Evidemment, cet événement est important à cause des progrès sans cesse renouvelés des technologies de voiture autonome et des questions qu'elles posent, sur la sécurité, mais également la responsabilité civile et pénale des conducteurs. Patrick Lin, contributeur chez Forbes, signale que si Tesla pense échapper à une responsabilité en précisant que c'est au conducteur de rester responsable de son véhicule même lorsque l'auto-pilotage est activé, c'est plus compliqué que cela. 

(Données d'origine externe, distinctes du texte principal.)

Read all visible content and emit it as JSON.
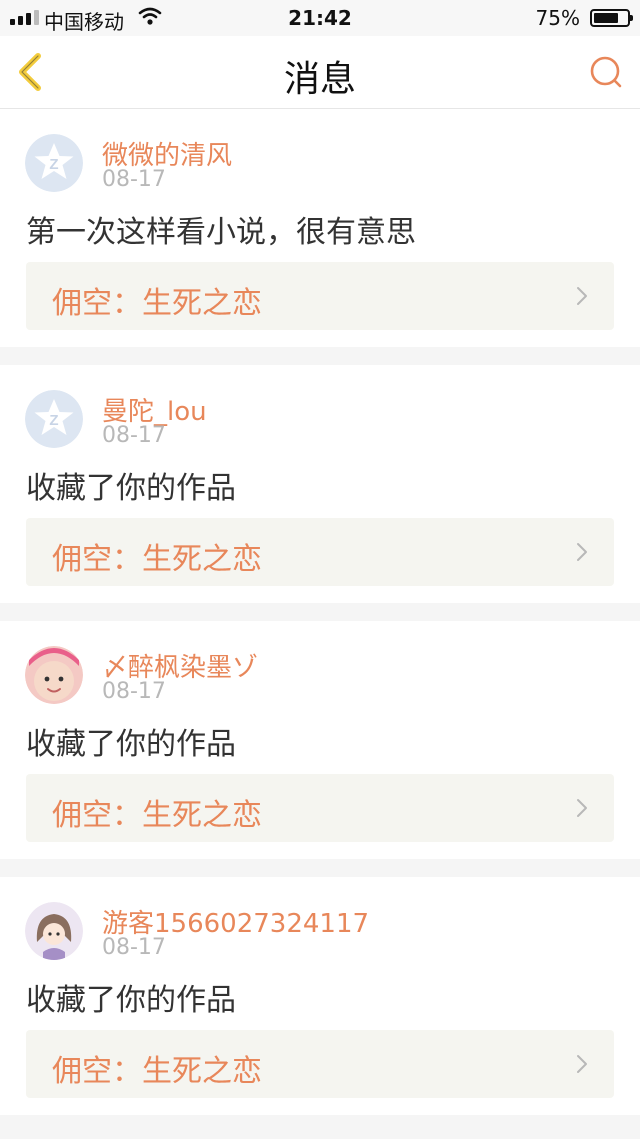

En effet, les utitlisateurs de l'auto-pilotage sont en pratique des cobayes de la firme, qui se sert des données récoltées par ses utilisateurs pour améliorer un logiciel qui, de l'admission même de la firme, est en "version bêta", alors que des conducteurs mettent leur vie entre ses mains. De plus, la gestion d'un auto-pilote n'est pas la même chose qu'une conduite. Les pilotes d'avion, par exemple, sont spécifiquement formés pour gérer l'auto-pilotage des avions.